The study looked at password sharing among TV consumers with broadband, across a range of online TV services, including SVODs, direct to consumer online services (including HBO Now, CBS All Access), TV Everywhere applications (requiring an MVPD subscription), and virtual MVPDs (such as Sling TV, DIRECTV Now).

Highlights from the findings:


  • Password sharing is widespread: One-third of all viewers 16-74 (35%) have used the login credentials of someone outside their home to access TV shows online.
  • Giving is as common as receiving: 33% have given out their own passwords to someone outside their household.
  • It’s not just limited to family: 10% have given their password to a friend, and 13% have used the password of a friend.
  • Sharing is much more common among younger consumers: 56% of those aged 18-34 have watched using someone else’s account, and 47% have given their password to someone else.

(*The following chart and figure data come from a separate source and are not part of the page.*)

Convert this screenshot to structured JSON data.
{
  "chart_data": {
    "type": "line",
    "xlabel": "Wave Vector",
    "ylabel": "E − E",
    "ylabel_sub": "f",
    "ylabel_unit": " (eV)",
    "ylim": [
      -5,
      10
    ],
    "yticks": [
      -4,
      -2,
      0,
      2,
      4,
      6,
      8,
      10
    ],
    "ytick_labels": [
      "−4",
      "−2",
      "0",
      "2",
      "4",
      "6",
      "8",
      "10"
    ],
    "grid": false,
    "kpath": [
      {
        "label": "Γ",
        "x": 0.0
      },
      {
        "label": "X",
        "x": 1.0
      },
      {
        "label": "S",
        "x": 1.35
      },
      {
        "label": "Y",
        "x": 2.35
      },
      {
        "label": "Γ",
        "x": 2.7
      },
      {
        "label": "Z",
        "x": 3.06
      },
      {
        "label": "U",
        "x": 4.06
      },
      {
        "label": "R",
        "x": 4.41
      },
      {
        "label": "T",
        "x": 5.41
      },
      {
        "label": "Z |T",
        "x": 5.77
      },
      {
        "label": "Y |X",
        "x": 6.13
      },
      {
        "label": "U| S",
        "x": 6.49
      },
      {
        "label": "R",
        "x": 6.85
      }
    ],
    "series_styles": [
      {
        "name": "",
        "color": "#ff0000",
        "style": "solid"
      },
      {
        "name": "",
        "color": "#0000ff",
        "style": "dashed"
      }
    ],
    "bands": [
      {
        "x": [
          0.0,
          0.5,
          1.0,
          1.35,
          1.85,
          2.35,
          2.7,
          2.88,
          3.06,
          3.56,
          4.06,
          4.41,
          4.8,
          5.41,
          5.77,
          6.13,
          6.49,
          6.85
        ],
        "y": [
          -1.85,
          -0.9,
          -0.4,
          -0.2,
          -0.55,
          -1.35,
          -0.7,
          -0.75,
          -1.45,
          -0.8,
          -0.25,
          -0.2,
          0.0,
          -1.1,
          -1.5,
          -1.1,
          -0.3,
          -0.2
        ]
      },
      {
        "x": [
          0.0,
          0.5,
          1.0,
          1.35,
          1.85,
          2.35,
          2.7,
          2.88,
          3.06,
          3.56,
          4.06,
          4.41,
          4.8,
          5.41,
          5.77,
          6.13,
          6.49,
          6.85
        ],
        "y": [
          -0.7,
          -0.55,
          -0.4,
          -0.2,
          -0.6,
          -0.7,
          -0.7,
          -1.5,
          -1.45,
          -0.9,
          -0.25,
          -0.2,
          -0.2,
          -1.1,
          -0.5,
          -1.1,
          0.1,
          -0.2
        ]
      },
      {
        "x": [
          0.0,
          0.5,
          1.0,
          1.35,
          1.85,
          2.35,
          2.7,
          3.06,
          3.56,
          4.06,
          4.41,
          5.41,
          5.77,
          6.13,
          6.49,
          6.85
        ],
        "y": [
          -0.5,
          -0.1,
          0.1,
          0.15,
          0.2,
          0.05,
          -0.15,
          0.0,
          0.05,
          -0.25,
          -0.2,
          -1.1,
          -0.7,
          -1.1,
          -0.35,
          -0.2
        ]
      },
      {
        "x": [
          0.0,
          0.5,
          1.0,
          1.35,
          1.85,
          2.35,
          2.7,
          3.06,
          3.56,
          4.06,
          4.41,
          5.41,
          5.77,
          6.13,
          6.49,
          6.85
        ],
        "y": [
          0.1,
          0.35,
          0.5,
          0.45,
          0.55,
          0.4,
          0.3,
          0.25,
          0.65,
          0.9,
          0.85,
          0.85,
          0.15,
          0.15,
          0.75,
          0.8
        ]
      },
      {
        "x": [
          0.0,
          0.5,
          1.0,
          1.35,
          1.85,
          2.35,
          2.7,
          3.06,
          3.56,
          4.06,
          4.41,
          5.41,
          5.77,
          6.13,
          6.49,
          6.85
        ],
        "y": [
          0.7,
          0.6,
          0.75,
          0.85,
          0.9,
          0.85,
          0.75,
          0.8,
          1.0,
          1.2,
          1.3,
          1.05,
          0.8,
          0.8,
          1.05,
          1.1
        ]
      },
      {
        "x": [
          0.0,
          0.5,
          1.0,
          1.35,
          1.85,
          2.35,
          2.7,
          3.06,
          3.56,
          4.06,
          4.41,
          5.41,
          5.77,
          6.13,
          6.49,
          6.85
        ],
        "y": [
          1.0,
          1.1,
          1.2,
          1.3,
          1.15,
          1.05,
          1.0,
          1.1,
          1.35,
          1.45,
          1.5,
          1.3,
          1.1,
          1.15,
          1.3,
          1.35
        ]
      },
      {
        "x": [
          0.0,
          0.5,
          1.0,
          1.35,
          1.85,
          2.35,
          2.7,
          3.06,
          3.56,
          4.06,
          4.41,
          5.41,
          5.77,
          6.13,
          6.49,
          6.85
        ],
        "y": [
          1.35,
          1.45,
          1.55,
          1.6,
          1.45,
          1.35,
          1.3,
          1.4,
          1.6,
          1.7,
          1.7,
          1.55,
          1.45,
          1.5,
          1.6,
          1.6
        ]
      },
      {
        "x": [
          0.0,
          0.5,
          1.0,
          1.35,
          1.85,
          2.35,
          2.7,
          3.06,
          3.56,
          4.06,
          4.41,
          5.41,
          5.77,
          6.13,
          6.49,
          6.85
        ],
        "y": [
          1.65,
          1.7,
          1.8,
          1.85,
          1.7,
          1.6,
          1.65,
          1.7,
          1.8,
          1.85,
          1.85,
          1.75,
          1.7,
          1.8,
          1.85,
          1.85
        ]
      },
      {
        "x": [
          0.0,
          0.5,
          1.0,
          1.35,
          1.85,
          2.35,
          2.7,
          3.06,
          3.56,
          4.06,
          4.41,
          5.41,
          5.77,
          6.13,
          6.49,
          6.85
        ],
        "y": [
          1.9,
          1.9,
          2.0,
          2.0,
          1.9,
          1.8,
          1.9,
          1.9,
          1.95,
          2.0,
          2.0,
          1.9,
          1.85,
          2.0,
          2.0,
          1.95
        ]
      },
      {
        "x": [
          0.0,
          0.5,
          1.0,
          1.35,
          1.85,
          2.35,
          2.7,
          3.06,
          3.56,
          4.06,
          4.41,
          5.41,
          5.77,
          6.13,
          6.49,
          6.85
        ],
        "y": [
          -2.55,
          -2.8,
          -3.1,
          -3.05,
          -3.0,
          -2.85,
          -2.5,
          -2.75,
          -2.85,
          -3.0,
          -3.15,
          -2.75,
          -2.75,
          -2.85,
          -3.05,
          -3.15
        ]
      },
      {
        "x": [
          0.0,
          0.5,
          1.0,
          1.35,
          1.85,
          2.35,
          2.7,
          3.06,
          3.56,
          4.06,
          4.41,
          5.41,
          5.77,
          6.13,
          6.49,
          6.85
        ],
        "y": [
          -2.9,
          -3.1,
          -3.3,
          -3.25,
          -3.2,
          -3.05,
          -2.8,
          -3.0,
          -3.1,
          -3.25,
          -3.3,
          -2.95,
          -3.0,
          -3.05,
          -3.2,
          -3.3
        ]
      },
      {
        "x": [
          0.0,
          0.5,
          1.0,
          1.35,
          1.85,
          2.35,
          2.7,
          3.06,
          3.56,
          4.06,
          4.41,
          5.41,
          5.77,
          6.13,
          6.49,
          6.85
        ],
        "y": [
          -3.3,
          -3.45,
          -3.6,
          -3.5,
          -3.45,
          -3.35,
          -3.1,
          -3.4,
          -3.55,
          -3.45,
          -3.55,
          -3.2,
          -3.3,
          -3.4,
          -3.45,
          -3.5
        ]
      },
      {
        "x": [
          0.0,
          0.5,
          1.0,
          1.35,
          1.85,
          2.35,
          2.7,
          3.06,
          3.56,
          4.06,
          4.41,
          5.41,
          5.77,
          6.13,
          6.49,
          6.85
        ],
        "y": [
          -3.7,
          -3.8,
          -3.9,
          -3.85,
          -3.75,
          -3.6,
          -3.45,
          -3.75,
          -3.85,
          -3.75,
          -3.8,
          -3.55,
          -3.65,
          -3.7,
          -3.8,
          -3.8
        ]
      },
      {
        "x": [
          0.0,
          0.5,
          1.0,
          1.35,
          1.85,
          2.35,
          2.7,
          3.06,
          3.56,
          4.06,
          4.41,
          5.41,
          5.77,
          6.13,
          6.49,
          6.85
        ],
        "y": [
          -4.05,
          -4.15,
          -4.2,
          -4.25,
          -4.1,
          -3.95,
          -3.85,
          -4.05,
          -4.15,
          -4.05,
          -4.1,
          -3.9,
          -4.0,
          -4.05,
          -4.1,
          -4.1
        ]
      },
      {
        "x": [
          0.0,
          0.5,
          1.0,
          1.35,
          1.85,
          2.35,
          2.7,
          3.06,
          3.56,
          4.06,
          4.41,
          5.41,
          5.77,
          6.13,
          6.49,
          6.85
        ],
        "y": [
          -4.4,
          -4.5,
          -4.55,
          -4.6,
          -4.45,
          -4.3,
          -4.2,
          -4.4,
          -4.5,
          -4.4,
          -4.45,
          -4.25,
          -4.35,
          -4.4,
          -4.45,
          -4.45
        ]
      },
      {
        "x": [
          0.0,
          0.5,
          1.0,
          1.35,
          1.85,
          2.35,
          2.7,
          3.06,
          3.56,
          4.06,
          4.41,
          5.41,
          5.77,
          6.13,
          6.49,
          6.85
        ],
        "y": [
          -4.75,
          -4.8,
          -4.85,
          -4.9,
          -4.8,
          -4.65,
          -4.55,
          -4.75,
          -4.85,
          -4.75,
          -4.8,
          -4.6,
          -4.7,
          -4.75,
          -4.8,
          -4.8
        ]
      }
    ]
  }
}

In fact, the data suggest that the TV landscape includes a sizable “sharing economy,” with younger viewers the most active participants:

  • Among all consumers, 43% do at least some account sharing (using others’ password or giving out their own), including one-quarter (25%) who do both: use other people’s accounts AND give out their own.
  • Among 18-24 year olds, a full two-thirds (67%) do at least some sharing, including 40% who both give AND receive.

The study also looked at the specific services consumers are most likely to share:

  • Leading the list is Netflix: 63% of those who have used someone else’s credentials used them to watch Netflix; among 18-34 year olds who share, it’s 72%.